The suspension of the tennis season has given tennis fans time for a number of side projects. In this post, I share the story of my side endeavour to make a central database of the results of all Grand Slams singles matches ever played. Thanks to Wikipedia and weeks of data wrangling, I can now share the first analysis on this blog that includes the entire history at the Majors: an analysis of the longest matches of all time.
Many weeks ago I naively embarked on the project of scraping all Grand Slam draws from the pages of Wikipedia. Thanks to Wikipedia’s Grand Slam Project, there is a page with singles match results for every men’s and women’s major, from the first match played at the 1877 Wimbledon Championship thru to the finals of the 2020 Australian Open.
Changes in tournament structure over time and peculiarities in how editors tabulated those results across the event pages made scraping a more onerous task than I had hoped. It wasn’t a pretty process and I thought about throwing in the towel a number of times. But, if the editors of Wikipedia could put in the time to put this data together, I could soldier on for the sake of tennis history.
The results of those efforts is the repo wikidraws. There you can find both the scraping programs and the current sets of datasets organized by event. In addition to the event data, the datasets include the games won by each player as well as tiebreak points, where tiebreaks were played.
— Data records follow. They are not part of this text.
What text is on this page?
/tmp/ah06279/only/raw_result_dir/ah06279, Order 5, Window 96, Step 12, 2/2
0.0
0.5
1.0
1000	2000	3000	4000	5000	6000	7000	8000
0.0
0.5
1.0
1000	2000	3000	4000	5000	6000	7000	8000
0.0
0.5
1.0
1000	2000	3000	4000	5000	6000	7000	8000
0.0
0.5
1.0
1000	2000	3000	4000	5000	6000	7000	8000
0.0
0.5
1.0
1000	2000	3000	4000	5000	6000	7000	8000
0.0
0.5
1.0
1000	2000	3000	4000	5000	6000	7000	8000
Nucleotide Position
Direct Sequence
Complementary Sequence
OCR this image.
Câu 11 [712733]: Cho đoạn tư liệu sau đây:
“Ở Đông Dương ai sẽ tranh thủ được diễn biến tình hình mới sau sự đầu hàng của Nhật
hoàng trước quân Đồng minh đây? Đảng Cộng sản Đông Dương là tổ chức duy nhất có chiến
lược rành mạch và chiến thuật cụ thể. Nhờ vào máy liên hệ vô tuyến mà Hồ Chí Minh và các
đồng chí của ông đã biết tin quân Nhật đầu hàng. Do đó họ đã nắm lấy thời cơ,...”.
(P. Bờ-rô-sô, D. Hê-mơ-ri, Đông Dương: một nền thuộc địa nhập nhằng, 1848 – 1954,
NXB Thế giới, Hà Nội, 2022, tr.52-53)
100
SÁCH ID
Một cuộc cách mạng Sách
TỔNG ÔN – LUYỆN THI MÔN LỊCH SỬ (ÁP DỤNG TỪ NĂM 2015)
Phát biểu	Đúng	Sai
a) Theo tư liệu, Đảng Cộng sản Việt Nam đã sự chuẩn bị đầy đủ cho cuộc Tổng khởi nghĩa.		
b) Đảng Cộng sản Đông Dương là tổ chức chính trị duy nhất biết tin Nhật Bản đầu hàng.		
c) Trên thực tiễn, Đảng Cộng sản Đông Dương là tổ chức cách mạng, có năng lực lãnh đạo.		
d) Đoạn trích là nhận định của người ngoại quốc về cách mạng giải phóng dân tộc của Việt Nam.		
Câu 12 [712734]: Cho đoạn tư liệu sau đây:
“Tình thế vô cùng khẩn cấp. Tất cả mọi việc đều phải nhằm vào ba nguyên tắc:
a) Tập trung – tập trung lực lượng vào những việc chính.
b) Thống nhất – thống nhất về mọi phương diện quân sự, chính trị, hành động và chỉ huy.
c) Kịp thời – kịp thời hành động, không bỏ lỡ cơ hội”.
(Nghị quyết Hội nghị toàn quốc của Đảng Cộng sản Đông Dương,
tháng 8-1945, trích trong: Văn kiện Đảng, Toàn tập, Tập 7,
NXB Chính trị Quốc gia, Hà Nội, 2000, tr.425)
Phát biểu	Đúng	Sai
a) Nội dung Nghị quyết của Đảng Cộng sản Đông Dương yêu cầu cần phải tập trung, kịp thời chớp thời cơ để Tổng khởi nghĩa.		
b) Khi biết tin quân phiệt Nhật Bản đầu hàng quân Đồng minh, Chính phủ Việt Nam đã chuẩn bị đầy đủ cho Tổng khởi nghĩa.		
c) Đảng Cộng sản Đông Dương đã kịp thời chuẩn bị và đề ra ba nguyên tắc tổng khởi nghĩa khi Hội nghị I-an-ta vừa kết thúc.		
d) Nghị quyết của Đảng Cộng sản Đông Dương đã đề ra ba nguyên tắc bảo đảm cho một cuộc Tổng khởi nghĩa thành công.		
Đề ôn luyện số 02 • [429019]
I took some pains to validate the match data. There were multiple instances where my checks revealed mistakes on the Wiki pages that, after verifying from the primary source, I corrected manually. I feel quite confident in the information that is there, but I suspect there may still be some errors or incomplete information. So all suggested corrections are welcome.
Now, you might ask why anyone needs the
wikidraws database when we already have the information on Wikipedia. The main reason is that without having all of that information in one place, where it can be simultaneously queried, the kinds of questions we can ask are pretty limited.
Most of us know, for example, that the Van Alen tiebreaker was introduced at the Grand Slams in the 1970s. But how many of us knew that for several of the years when the tiebreak was first played at Wimbledon that it wasn’t triggered until 8-all in the set? Or how many of us knew that a match at the 1969 Wimbledon Championships between Pancho Gonzales and Charlie Pasarell, which lasted 112 games, was the main impetus for adopting the tiebreak?
wikidraws dataset isn’t the only way we could make these discoveries, but it can make it easier to find out about these and other curiosities of tennis history.
So, in keeping with the theme of match lengths, I have put together a chart of the 1% of the longest men’s and women’s matches, in terms of games played, for each of the majors. As a reference, the boxplot in grey shows the five-number summary stats for the games played in all completed matches. The points show the outliers at each event. Pass your cursor over any match to see the details of the year and players involved.
There is a clear right skew to the distribution at all of events. But it is interesting to see how clumped together most of the 1% of the most extreme match lengths still are. Few matches have come close to the Gonzales-Pasarell or Isner-Mahut epics at Wimbledon, and scanning across those that come closest we see that many of them were pre-Open Era.
A chart like this also allows some interesting gender comparisons. The most extreme women’s matches, in terms of match lengths, have still been no more than one-third the length of the record-breaking Isner-Mahut marathon. Yet, past years that included best of 5 matches for women show that many women have played lengths equal to the top 25% of men’s matches at the Grand Slams.
This chart puts a spotlight on the rare group of games lasting 100 games or more. By my count, there have been just four. Three at Wimbledon. Can you find each? At which event was the fourth played?
I’ll leave these questions for the interested reader to explore and hope even more discoveries are to come.
Special thanks to Yan Holtz for the d3 boxplot code that was the starting point for this post’s chart.